The complexity of the causes has long defied analysis and led many observers to try to reduce the Ruth deal to the simplest possible terms, ending their most elementary and misleading calculation within the conclusion: that Frazee was broke and simply “needed the money,” that he “raped” the franchise due to greed, ineptitude, and dishonesty. The truth is more complicated, but tells a far better and richer story, but one that also happens to be built from facts.

In the simplest possible terms, in the fall of 1919, Frazee's situation was this: He owned the Red Sox but had yet to pay off all his notes to previous owner Joseph Lannin. The team had been purchased on something like the installment plan, and Frazee owed Lannin $262,000 in November of 1919. He did not own Fenway Park—yet. The Taylor family, who owned the
Boston Globe
, had once owned the Sox and built Fenway Park before selling the club to Lannin. They retained ownership of the park, charging Frazee $30,000 a year for a facility that was rapidly deteriorating—the Taylors' own paper reported at the end of the season that the bleachers needed to be torn down and “many of the present seats are in bad shape.” Lannin, too, owned shares of the Fenway stock, as did some of the Taylors' business cronies, and no one was eager to spend their own money to fix up the park. In an ideal world, Frazee wanted to own both Fenway Park and the Red Sox outright. If he did, he would be protected from the reach of Ban Johnson. But he did not, and until he did, he was at risk. He was afraid that Lannin might sell his shares of Fenway, that they would fall into Johnson's hands, and that might force him to sell at an inopportune time, costing him hundreds of thousands of dollars.

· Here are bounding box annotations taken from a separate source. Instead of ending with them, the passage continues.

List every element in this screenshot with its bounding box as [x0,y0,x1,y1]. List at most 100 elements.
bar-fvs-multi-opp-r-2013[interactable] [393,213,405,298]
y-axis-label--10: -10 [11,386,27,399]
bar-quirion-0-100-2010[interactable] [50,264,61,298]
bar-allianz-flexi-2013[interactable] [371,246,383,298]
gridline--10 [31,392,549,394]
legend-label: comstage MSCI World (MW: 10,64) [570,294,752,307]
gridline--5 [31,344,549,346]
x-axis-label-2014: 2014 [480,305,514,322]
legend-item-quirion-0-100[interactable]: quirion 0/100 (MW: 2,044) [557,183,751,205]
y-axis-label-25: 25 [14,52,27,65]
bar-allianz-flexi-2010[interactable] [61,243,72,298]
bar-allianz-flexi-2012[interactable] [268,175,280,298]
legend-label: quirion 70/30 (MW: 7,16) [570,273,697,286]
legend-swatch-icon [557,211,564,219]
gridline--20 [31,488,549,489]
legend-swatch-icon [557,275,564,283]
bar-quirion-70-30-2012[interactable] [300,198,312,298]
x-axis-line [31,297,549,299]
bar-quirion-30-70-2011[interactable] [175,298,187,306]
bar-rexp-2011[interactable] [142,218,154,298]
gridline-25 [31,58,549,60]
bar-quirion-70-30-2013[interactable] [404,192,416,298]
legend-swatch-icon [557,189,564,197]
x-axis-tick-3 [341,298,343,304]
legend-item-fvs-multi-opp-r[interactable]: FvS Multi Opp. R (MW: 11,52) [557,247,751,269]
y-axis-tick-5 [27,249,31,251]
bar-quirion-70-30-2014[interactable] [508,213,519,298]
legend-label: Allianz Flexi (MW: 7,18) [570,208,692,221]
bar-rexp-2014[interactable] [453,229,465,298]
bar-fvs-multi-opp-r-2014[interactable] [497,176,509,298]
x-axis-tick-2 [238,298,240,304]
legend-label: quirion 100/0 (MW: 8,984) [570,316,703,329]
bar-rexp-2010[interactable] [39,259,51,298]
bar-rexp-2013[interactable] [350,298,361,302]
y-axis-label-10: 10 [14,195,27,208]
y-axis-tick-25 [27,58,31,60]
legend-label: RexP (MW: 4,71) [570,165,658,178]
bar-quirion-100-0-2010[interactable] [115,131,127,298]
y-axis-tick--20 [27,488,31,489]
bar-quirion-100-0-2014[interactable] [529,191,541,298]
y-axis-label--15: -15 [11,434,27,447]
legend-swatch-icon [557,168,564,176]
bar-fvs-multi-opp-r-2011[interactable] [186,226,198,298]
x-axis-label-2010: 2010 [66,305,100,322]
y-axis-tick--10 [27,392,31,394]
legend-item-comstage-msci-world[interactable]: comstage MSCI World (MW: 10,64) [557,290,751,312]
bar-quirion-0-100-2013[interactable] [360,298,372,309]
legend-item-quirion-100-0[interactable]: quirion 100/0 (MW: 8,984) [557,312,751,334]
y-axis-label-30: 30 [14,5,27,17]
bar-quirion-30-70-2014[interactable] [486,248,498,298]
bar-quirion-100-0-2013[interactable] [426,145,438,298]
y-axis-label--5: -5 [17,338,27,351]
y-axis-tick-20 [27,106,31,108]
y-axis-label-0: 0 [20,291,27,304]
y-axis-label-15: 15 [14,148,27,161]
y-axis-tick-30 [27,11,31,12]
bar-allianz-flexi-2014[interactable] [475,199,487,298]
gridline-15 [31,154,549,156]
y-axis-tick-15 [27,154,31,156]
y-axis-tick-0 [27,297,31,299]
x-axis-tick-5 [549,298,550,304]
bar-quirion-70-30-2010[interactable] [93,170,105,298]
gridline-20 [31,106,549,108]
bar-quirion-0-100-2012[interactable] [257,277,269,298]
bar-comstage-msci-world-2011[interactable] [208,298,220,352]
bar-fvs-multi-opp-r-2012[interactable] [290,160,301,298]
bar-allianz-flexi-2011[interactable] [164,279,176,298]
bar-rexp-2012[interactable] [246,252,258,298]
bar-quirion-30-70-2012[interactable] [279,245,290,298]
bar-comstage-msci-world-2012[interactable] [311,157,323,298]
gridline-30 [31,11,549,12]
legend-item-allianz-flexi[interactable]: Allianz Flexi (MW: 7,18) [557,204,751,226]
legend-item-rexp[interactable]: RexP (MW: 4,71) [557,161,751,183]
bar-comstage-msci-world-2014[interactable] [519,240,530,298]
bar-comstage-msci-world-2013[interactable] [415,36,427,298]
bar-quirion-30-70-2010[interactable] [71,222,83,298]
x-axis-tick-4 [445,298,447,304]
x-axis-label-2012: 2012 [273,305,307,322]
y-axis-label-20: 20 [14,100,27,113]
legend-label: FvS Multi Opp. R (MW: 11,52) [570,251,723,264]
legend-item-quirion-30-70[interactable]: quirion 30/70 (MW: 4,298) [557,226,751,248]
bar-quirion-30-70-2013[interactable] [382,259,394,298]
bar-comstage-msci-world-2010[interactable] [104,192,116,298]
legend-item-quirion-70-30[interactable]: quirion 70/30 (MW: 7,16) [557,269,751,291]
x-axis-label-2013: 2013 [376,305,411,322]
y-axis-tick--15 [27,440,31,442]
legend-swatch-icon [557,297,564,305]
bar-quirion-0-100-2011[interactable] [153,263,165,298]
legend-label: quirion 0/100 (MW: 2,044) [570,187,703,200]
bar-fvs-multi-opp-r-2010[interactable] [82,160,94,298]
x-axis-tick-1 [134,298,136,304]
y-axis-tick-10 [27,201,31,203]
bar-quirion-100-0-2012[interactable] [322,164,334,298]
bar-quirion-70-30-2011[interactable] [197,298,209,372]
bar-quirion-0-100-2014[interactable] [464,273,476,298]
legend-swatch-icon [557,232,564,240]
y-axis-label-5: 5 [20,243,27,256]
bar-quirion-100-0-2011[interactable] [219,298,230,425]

Johnson's state of affairs at the time was one almost purely about retaining his own power. Frazee, Ruppert, and Comiskey had all aligned against him, believing that Johnson, acting in his own self-interest, had damaged the value of their franchises and cost them all money. Johnson's goal was to force either Frazee or Ruppert to sell his team, which would enable Johnson to retain control, protect his own investments in the game, and, most importantly, retain his power.

Ruppert, on the other hand, had some cash, for the Yankees turned a profit in 1919, but with Prohibition on the horizon, he was was worried about the future. He, too, was in an onerous ballpark situation, paying exorbitant rent to the Giants for the use of the Polo Grounds. His lease ran only through the 1920 season and he, too, was worried about losing a place to play.

And then there was Joseph Lannin. He was in financial trouble, which is the only reason he had agreed to structure the deal with Frazee the way it had been in the first place, having invested heavily in real estate whose value suffered during the war. He was depending on the payment from Frazee because he was already mortgaged to the hilt to other debtors and had entered into several financial agreements for which he now lacked capital—he needed Frazee's money to buy his way out of debt.

The overall situation was this: Frazee needed to keep his team and oust Johnson, Johnson needed to force Frazee to sell to keep his power, Ruppert needed Frazee's support to find a way to keep his team, and Joe Lannin needed his $262,000.